The Complete New York Town Hall and Boston Symphony Hall Concerts (1947, 2006) by Louis Armstrong and his All Stars

So this box includes both the complete concerts of the title and some additional performances from around the same time, including a performance held before a movie premier for a movie Armstrong was starring in, and some other miscellaneous recordings Armstrong features on that don’t really feel apiece.

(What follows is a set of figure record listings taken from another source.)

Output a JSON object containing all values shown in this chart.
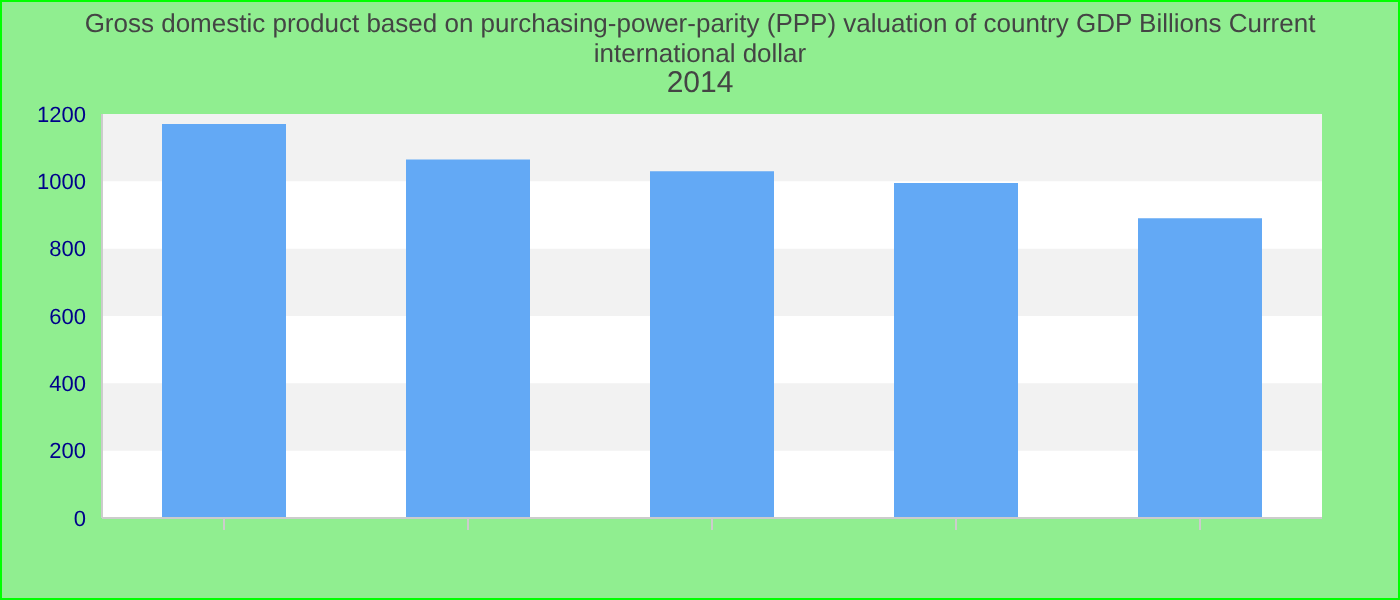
{
  "chart_data": {
    "type": "bar",
    "title": "Gross domestic product based on purchasing-power-parity (PPP) valuation of country GDP Billions Current international dollar",
    "subtitle": "2014",
    "categories": [
      null,
      null,
      null,
      null,
      null
    ],
    "values": [
      1170,
      1065,
      1030,
      995,
      890
    ],
    "color": "#63a9f5",
    "ylim": [
      0,
      1200
    ],
    "yticks": [
      0,
      200,
      400,
      600,
      800,
      1000,
      1200
    ],
    "bands": [
      {
        "axis": "y",
        "from": 200,
        "to": 400,
        "color": "#f2f2f2"
      },
      {
        "axis": "y",
        "from": 600,
        "to": 800,
        "color": "#f2f2f2"
      },
      {
        "axis": "y",
        "from": 1000,
        "to": 1200,
        "color": "#f2f2f2"
      }
    ]
  }
}
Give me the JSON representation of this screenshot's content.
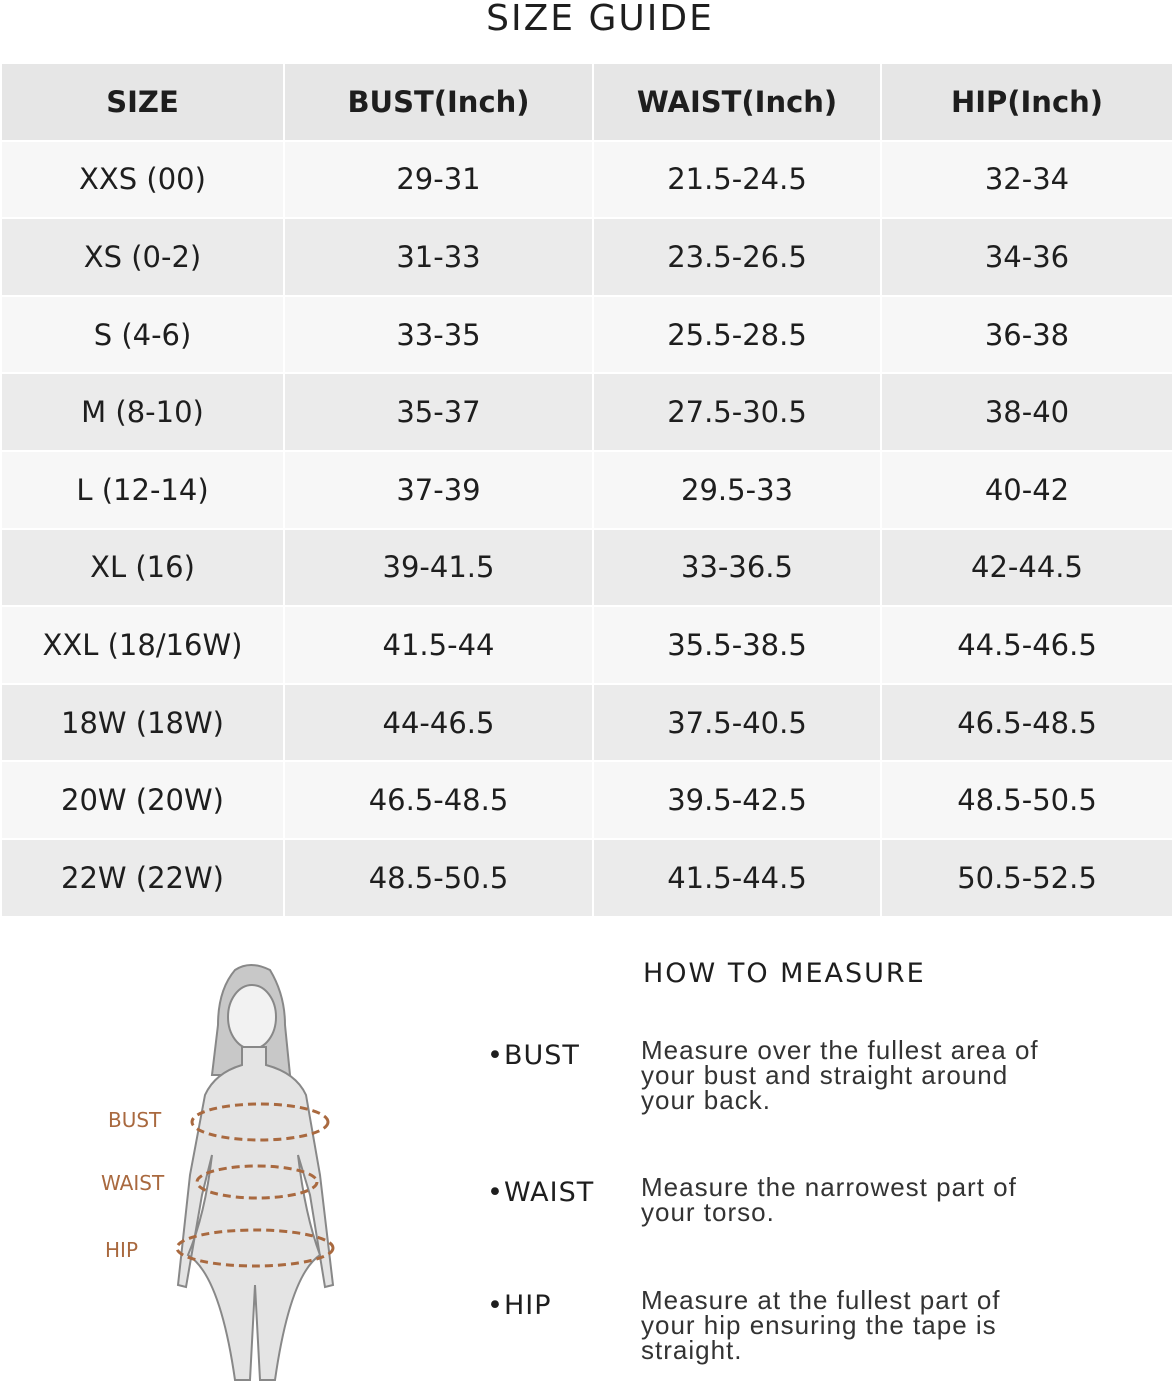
{
  "header": {
    "title": "SIZE GUIDE"
  },
  "table": {
    "columns": [
      "SIZE",
      "BUST(Inch)",
      "WAIST(Inch)",
      "HIP(Inch)"
    ],
    "rows": [
      [
        "XXS (00)",
        "29-31",
        "21.5-24.5",
        "32-34"
      ],
      [
        "XS (0-2)",
        "31-33",
        "23.5-26.5",
        "34-36"
      ],
      [
        "S (4-6)",
        "33-35",
        "25.5-28.5",
        "36-38"
      ],
      [
        "M (8-10)",
        "35-37",
        "27.5-30.5",
        "38-40"
      ],
      [
        "L (12-14)",
        "37-39",
        "29.5-33",
        "40-42"
      ],
      [
        "XL (16)",
        "39-41.5",
        "33-36.5",
        "42-44.5"
      ],
      [
        "XXL (18/16W)",
        "41.5-44",
        "35.5-38.5",
        "44.5-46.5"
      ],
      [
        "18W (18W)",
        "44-46.5",
        "37.5-40.5",
        "46.5-48.5"
      ],
      [
        "20W (20W)",
        "46.5-48.5",
        "39.5-42.5",
        "48.5-50.5"
      ],
      [
        "22W (22W)",
        "48.5-50.5",
        "41.5-44.5",
        "50.5-52.5"
      ]
    ]
  },
  "figure": {
    "labels": [
      "BUST",
      "WAIST",
      "HIP"
    ]
  },
  "measure": {
    "title": "HOW TO MEASURE",
    "items": [
      {
        "label": "BUST",
        "text": "Measure over the fullest area of your bust and straight around your back."
      },
      {
        "label": "WAIST",
        "text": "Measure the narrowest part of your torso."
      },
      {
        "label": "HIP",
        "text": "Measure at the fullest part of your hip ensuring the tape is straight."
      }
    ]
  }
}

On the one hand, these concerts – in particular the Town Hall concert – are seen as really important step for Armstrong: the first time he had played with a small group in a really long time. And though I am not yet familiar with his big band work, I can see why people would welcome that. Here is a band of all star jazz musicians playing the original style of jazz, arguably as good as its been played by anyone – though not better than the Hot 5s and 7s – and the whole thing was a bit of whim. As someone who loves dixieland, a lot of this is a treat.

However, there’s another way of looking at this: Bop had just begun and here is the king of traditional jazz being placed back in his original setting (small group) playing traditional music – and also playing the part of entertainer – to a rapturous audience we can fairly assume included some who thought that bop didn’t even qualify as music. That is to say this concert is in many ways the very expression of conservatism in music. And worse, if you interpret it the way Miles Davis might have, it also represents Armstrong as the silly old man who just wants to have a good time and is just so gosh down happy to be there. I always thought Davis was a little harsh but I understood why he did not appreciate the hi-jinks so associated with traditional jazz. And those are present here (though more so on the additional material).

The result is something that is tearing at me: it’s great dixieland played by some dixieland all-stars but it’s great dixieland recorded two decades after its heyday, almost against the new music, and very much as an act of reassurance that, yes indeed, one could still escape to the past and away from the noise of people actually pushing creative boundaries and trying do something new. I mean, how dare they.